Ray Lewis will go down as a Hall of Famer off the field, too
After nearly two decades of football dominance, Baltimore Ravens linebacker Ray Lewis announced Wednesday he’ll retire after this season’s postseason run. Lewis is arguably one of the best players of all time, and unarguably one of the best linebackers.
On the field, he has perfected the position, becoming one of the most superior defensive forces the game has ever seen.
But ultimately, it’s everything Lewis has done off the field that may end up defining his legacy.
His playing resume easily makes him one of this generation’s all-time greats. He earned 13 Pro Bowls selections, seven all-pro selections, two Defensive Player of the Year awards, and a Super Bowl MVP award. He’s also one of the few players who spent his entire career with one team, and one of those rare players where the city’s characteristics actually mirrors its star and vice versa. Baltimore represents grittiness, blue-collar work ethic and passion. Lewis showcases those same traits on the football field.

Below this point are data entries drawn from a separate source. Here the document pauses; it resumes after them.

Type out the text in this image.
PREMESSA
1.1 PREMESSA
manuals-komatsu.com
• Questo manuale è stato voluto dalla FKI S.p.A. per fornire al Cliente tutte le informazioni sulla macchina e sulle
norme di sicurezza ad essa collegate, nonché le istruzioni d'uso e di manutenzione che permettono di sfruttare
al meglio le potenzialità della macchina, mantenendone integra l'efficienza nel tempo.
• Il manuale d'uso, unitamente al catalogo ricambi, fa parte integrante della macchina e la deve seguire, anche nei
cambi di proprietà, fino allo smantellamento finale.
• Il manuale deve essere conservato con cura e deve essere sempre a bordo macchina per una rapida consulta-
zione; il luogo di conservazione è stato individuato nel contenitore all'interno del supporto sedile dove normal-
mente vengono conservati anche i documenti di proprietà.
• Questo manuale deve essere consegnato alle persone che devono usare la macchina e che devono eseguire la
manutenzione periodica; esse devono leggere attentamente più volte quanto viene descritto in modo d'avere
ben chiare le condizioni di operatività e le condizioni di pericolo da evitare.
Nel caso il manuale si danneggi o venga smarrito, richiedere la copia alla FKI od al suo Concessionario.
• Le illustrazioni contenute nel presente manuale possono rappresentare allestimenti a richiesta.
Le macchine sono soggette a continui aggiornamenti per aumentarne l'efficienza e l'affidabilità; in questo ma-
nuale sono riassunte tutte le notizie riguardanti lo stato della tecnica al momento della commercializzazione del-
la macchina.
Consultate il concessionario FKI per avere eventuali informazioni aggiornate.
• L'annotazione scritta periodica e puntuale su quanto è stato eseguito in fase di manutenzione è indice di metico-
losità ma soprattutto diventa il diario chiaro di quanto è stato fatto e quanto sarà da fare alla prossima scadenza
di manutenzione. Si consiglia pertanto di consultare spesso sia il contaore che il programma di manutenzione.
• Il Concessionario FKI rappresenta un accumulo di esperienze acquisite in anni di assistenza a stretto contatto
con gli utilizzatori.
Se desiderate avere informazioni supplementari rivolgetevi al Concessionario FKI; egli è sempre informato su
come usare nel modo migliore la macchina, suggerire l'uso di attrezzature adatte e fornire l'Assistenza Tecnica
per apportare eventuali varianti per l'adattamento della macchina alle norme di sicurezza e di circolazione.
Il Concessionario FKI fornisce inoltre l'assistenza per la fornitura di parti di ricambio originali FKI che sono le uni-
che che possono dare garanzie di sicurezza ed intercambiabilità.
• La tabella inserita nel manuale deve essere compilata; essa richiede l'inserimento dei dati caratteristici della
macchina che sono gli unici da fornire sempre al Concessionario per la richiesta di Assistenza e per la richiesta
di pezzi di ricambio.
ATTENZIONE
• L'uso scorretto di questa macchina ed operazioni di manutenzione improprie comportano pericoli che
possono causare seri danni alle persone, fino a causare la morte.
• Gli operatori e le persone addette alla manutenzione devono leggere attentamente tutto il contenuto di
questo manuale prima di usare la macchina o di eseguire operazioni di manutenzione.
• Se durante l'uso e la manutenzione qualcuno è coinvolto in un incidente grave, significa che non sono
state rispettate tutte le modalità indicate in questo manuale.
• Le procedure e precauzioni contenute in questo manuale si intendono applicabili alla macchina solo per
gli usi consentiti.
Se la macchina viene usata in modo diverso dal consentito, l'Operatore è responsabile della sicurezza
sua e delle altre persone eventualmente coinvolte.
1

When many think of Lewis though, it’s hard not to remember that his amazing career could’ve easily never happened. In 2000, Lewis was embroiled in a murder trial. After originally being charged for murder, he pleaded guilty to a lesser charge and escaped jail time. The following season, Lewis led one of the most dominant Ravens’ defenses in football history to the Super Bowl, where he won the only NFL Championship of his career.
What’s really astounding about Lewis’ career was that he used the same energy and drive he brought to the football field to all of his other passions; namely, charitable work, getting involved in the Baltimore community, and mentoring anyone that needed help.